そのニュージーランドを破って、初出場ながら初優勝を飾った南アフリカの快進撃。
国際試合からオミットされていたので未知数でしたが「強いらしいよ。」とは聞いていました。
でも、未だ見ぬ強豪っていうのは蓋を開けてみれば大したこと無いっていうのが相場と
思っていたから、オールブラックスに守り勝った南アフリカのディフェンスは衝撃的でした。

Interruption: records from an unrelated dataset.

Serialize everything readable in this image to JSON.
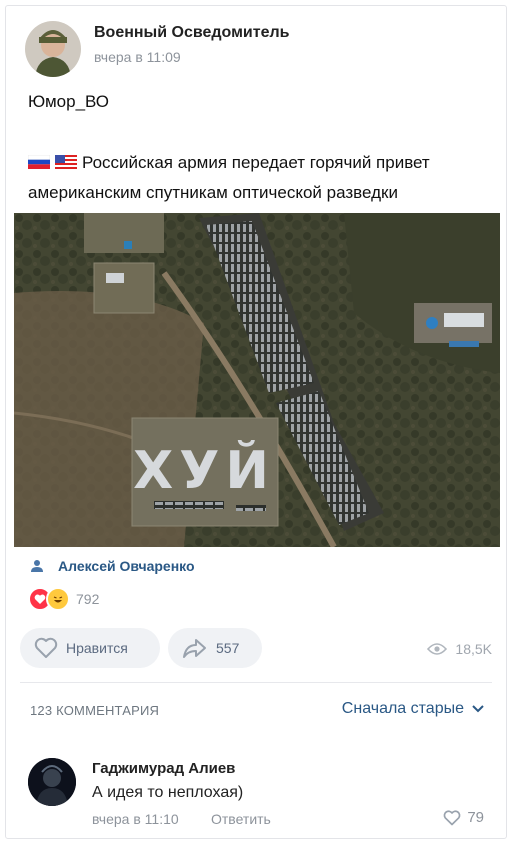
{
  "post": {
    "author_name": "Военный Осведомитель",
    "time": "вчера в 11:09",
    "line1": "Юмор_ВО",
    "line2": "Российская армия передает горячий привет американским спутникам оптической разведки",
    "image_text": "ХУЙ",
    "signer": "Алексей Овчаренко",
    "reactions_count": "792",
    "like_label": "Нравится",
    "share_count": "557",
    "views": "18,5K"
  },
  "comments": {
    "count_label": "123 КОММЕНТАРИЯ",
    "sort_label": "Сначала старые",
    "items": [
      {
        "author": "Гаджимурад Алиев",
        "text": "А идея то неплохая)",
        "time": "вчера в 11:10",
        "reply_label": "Ответить",
        "likes": "79"
      }
    ]
  },
  "colors": {
    "link": "#2a5885",
    "muted": "#8d939b",
    "button_bg": "#f0f2f5",
    "heart": "#ff3347"
  },
  "icons": [
    "person-icon",
    "heart-icon",
    "share-arrow-icon",
    "eye-icon",
    "chevron-down-icon",
    "russia-flag-icon",
    "usa-flag-icon",
    "heart-reaction-icon",
    "laugh-reaction-icon"
  ]
}
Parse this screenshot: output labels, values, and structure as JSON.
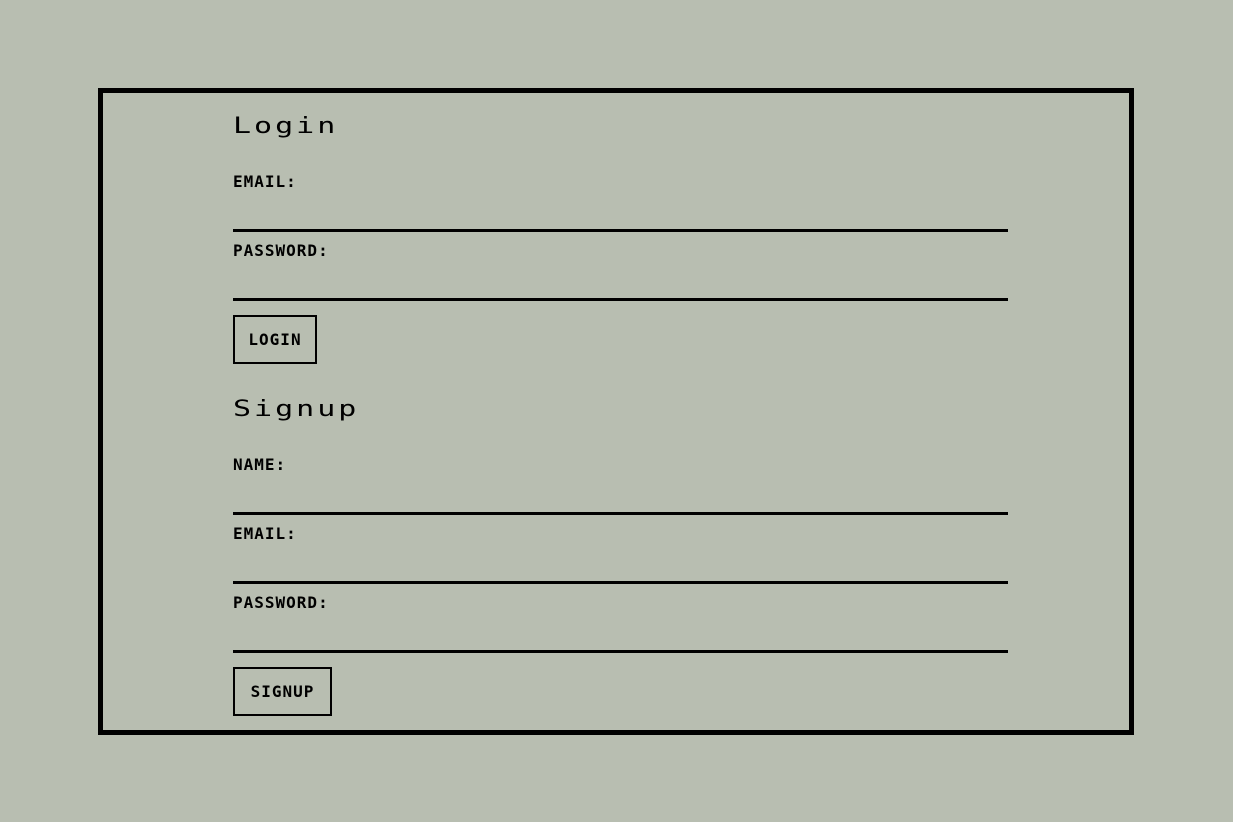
{
  "login": {
    "title": "Login",
    "email_label": "Email:",
    "email_value": "",
    "password_label": "Password:",
    "password_value": "",
    "button_label": "Login"
  },
  "signup": {
    "title": "Signup",
    "name_label": "Name:",
    "name_value": "",
    "email_label": "Email:",
    "email_value": "",
    "password_label": "Password:",
    "password_value": "",
    "button_label": "Signup"
  }
}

そんな見る人によってはノートライの凡戦。見る人によっては力の入る熱戦の舞台裏に
こんなドラマがあったとは・・・
「メイクマイデー!」と挑発し犯人を容赦なく撃ち殺してきたクリント・イーストウッドが
齢を重ねてたどり着いた「自己犠牲」の境地が『グラン・トリノ』だったとしたら本作は
「赦しによる統一」がテーマ。
はっきり言えばスポーツの政治利用に他ならないんだけど、あえて征服者の誇りを
擁護し支援することで国威を掲揚しようとするあたりマンデラという人は高度に政治家
だったんだなあと思う。「10億人が我が国に注目するのか。」といってほくそ笑む
シーンがあるんだけど、なかなかの策士ぶりです。
同時にアメリカで黒人のリーダーが誕生したこの時期に、サッカーワールゴカップを
控え、再び注目を集める南アフリカを舞台に、映画を撮るイーストウッド監督も策士
だよねえ。商業的にタイムリーじゃないと観てもらえないし、観てもらえないことには
メッセージは伝わらないんだから、一流の芸術家でありながら商業的嗅覚を持つ
御年80にして現役最強の映画監督です。
後半のラグビーのシーンも含め緊張感溢れる画面作りにも年齢を感じさせません。
映画は彼が出獄するところから始まっているので、生まれつき平衡感覚に富んだ
平和的人物のように見えるけど、元々はレジスタンスで政権側から言えば完全な
テロリストだったんだよね。
長い投獄の間に白人を観察し、研究し、結果的にやられてもやりかえさないという
方法を選択した彼の内なる変化にも興味のあるところ。「マンデラの名も無き看守」や
「遠い夜明け」も併せて見ることをお勧めします。